Energy used for a given purpose will often have an element of fixed overhead consumption, sometimes called the ‘base load’, which does not vary from one week to the next. Overlaid on that fixed consumption will be a variable proportion which will change according to how cold the weather is, how much production throughput there was, or whatever variable ‘driving factor’ is relevant for the case in question. Mathematically the expected consumption volume E is related to a driving factor D by a simple straight-line formula:
E = c + m.D
where c and m are constants: m being the gradient of the line on the scatter diagram of consumption against driving factor, and c being where the line intercepts the vertical axis. The intercept represents the fixed base-load consumption (per week or whatever interval) while the gradient tells us how consumption changes with variations in the driving factor. In common practice the values of c and m are usually derived by a statistical process, regression analysis, which uses historical values of actual energy consumption and the corresponding driving factor. In a manufacturing process the intercept tells us how much energy is needed to sustain the process without contributing to actual output. Applied to a building’s heating system, the intercept on the scatter diagram of fuel use against degree days can give us an estimate of the non-weather-related consumption which comprises plant standing losses plus, perhaps, domestic hot water or catering (this analysis comes with the caveat that one’s degree-day figures need to have been computed relative to the correct base temperature—a topic that there is not space to explore here).

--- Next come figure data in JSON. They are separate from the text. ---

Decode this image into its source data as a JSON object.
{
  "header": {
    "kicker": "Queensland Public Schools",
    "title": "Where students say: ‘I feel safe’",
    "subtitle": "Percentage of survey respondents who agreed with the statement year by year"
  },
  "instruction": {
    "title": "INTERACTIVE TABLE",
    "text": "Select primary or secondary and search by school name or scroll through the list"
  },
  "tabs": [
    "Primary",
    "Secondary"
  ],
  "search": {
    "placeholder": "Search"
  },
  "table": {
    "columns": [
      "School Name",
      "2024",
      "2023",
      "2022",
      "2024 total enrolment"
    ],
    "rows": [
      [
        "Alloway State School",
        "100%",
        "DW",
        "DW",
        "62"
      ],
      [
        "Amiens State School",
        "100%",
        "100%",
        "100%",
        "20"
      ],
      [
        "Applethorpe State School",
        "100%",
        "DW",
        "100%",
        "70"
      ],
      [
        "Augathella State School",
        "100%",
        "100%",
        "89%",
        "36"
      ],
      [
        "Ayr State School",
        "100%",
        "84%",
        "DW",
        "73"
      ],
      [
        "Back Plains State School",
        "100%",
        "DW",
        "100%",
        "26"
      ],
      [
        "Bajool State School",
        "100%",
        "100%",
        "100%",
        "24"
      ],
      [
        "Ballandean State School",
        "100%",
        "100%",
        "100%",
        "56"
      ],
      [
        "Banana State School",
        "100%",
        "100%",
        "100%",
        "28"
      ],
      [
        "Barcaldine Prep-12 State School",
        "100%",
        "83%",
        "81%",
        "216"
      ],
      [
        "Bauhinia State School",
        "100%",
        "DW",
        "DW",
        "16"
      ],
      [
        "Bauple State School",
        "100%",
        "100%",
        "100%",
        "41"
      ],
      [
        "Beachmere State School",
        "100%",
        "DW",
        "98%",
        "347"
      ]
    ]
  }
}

We can apply the same principle to industrial utility plant as well: objects like air compressors and steam boilers. These use electricity and fuel in proportion to their output of compressed air and steam respectively, but they also have fixed losses which regression analysis will quantify. I have even used the technique to analyse the fuel used by delivery lorries against miles driven: here, the intercept is an indication of idling while stationary.
Focussing on those fixed overhead consumptions can be a profitable route to energy saving, and regression analysis is a quick way to establish how big those base loads are.